Torey Hayden è tornata. L'autrice di 'Una
bambina', best-seller che ha venduto milioni di copie in
tutto il mondo, ci racconta ora la storia di una donna che ha
appena perso un bimbo, nato malformato, ma che grazie all'incontro
casuale con un altro bambino rapito e maltrattato, riscopre il
senso della sua esistenza. 'L'innocenza delle
volpi' (edito da Corbaccio, 16.90 euro), sono quasi
quattrocento pagine che si leggono d'un fiato.
Style.it ha incontrato l'autrice, esperta anche di
psicopatologia infantile e le ha fatto qualche domanda.
Bambini abusati, bambini maltrattati, bambini
abbandonati: come mai scrive spesso sul 'lato oscuro
dell'infanzia'?
«Per dare voce a chi non ce l'ha! Ci sono tanti di quei
fraintendimenti sull'infanzia, come l'idea che sia un periodo d'oro
e perfetto, senza problemi. Si pensa sempre che se i bambini
soffrono, tutto sommato non è così importante perché se ne
dimenticano presto oppure che hanno un'ottima capacità di rirpesa
anche nelle situazioni peggiori e così via. Le cose non stanno
proprio così».
Sarebbe a dire?
«I bambini ci somigliano molto, ma hanno una esperienza
inferiore a noi rispetto al mondo, e anche al male. Parlarne è
utile».
In questo suo ultimo libro lei paragona i bambini
'difficili' alle volpi…
«Le volpi sanno essere molto distruttive, ma al tempo
stesso sappiamo bene che non lo fanno apposta, che non c'è
cattiveria nel loro operato. Loro non badano nemmeno a noi:
pensano solo a loro stesse e a quanto sia buona quella gallina da
spennare. C'è una sorta di innocenza nella loro
distruzione. Se ci pensiamo bene, non solo i bambini
'difficili' somigliano alle volpi, ma anche molti adulti,
interessati a guardare alle cose solo dalla nostra prospettiva,
senza curarsi di ferire gli altri».
Secondo lei si parla a sufficienza dei bambini in crisi?

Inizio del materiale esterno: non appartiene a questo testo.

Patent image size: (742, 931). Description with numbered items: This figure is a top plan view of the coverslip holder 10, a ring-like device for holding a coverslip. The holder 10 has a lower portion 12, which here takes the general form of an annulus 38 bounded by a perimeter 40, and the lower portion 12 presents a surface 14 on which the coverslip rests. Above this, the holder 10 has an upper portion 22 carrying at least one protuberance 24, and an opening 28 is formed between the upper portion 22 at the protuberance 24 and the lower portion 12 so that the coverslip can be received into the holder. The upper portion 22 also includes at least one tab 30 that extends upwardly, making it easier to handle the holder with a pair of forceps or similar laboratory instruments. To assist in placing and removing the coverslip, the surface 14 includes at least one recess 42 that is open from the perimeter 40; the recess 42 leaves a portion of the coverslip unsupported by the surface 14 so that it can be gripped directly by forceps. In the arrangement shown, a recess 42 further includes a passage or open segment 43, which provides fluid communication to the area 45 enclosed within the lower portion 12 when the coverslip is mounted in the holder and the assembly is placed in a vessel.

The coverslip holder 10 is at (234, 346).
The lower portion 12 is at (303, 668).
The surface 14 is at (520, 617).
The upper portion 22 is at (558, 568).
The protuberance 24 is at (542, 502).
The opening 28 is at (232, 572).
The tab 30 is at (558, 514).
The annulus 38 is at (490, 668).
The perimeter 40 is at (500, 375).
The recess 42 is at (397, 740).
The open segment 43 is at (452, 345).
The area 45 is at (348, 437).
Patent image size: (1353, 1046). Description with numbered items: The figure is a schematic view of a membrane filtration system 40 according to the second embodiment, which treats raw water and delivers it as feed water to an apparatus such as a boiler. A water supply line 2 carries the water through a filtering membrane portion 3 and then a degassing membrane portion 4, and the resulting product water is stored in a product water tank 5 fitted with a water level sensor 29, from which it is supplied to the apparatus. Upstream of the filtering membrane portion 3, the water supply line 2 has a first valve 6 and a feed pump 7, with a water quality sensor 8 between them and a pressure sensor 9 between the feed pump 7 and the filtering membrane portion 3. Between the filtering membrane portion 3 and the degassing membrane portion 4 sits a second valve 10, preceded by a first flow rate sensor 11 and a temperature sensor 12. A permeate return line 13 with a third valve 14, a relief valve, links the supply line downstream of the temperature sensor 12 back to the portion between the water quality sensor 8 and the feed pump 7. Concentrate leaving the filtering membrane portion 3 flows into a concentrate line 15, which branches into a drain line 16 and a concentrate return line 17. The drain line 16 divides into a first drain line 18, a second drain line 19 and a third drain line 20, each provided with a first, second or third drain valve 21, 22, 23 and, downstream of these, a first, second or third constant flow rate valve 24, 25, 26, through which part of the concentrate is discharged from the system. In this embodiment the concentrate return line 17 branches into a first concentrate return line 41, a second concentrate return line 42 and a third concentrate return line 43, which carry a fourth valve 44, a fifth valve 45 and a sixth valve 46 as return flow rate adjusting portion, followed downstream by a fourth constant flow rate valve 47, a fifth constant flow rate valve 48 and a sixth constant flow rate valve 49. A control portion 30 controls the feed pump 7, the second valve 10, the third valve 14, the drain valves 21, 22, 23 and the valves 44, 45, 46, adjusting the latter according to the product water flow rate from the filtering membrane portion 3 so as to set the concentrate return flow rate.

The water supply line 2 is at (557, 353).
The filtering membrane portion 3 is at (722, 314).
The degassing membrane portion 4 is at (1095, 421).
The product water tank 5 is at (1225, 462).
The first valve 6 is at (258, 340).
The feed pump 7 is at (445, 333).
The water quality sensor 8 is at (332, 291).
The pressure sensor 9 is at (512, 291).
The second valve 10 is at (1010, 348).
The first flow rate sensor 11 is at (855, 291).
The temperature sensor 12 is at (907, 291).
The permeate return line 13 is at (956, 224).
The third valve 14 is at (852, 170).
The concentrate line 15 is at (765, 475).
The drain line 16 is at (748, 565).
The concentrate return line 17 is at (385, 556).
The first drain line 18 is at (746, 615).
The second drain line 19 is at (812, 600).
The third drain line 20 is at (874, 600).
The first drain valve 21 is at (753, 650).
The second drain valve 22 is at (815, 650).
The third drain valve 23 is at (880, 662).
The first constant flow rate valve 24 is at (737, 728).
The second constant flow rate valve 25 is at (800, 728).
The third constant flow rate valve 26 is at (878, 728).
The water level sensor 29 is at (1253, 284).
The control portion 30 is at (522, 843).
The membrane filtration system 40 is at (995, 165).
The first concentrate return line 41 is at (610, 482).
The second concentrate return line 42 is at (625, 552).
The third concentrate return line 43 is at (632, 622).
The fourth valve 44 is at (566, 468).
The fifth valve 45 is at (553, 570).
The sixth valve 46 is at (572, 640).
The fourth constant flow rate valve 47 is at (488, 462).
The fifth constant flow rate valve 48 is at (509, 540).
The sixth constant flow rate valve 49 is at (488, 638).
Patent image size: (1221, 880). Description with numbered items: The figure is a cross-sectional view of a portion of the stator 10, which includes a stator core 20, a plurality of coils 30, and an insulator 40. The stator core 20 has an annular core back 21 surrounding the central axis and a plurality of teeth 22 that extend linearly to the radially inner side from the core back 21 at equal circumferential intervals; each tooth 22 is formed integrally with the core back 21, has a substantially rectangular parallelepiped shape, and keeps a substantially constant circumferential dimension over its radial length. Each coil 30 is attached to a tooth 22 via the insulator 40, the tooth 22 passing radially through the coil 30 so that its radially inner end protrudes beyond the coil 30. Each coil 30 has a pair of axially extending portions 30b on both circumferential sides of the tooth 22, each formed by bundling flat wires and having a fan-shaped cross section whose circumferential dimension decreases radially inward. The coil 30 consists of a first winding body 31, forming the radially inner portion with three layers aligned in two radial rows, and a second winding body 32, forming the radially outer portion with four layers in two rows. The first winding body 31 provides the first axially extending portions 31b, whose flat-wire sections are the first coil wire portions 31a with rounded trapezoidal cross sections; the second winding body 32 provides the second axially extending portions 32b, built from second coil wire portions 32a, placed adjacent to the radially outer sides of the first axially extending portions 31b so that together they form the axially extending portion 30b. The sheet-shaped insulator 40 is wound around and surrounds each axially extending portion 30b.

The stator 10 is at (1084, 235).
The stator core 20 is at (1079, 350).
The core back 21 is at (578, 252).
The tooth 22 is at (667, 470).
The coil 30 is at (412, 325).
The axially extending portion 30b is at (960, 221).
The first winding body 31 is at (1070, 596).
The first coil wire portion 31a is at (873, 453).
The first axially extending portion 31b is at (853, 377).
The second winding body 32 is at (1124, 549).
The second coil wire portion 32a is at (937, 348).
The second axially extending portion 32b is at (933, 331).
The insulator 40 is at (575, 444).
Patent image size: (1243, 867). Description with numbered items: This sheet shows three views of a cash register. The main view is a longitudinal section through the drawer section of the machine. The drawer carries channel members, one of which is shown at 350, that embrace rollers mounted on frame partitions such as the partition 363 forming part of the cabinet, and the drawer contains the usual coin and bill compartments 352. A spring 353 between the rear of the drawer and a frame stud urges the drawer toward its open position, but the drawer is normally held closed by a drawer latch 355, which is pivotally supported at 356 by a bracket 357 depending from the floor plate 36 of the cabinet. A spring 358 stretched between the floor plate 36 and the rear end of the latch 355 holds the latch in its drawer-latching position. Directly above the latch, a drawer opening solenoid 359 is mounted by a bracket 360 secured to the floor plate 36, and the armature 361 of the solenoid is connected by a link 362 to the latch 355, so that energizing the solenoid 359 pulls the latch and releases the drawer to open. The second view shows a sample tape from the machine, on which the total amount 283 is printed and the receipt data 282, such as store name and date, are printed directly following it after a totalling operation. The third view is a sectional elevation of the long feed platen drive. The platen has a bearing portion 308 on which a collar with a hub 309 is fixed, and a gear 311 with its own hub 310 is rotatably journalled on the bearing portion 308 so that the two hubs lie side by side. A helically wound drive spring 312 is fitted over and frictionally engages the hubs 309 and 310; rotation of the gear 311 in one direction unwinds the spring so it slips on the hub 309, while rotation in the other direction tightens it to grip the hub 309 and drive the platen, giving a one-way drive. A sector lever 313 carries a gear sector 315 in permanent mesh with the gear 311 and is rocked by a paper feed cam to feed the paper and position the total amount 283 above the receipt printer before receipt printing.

Ed è per questo, per il fatto che sono storie così tormentate, che
piacciono tanto i suoi libri?
«Spero che la ragione per cui la gente legge i miei
romanzi è perché sono una brava scrittrice! (ride). Scherzi a
parte, i miei libri non riguardano solo i bambini: tutti abbiamo
provato che cosa significhi essere non amati o rifiutati da chi
amiamo'»
Qual è l'aspetto dell'infanzia che ama di più?
«La freschezza. I bimbi paiono sempre nuovi di zecca.
Anche quando sono colpiti duramente da situazioni pesanti,
mantengono la capacità di cambiare e di aprirsi al mondo e alla
gente. La loro freschezza ci ricorda che può esistere un
modo nuovo, spesso inedito e piacevole, di guardare alla
vita… Abbiamo molto da imparare dai bambini».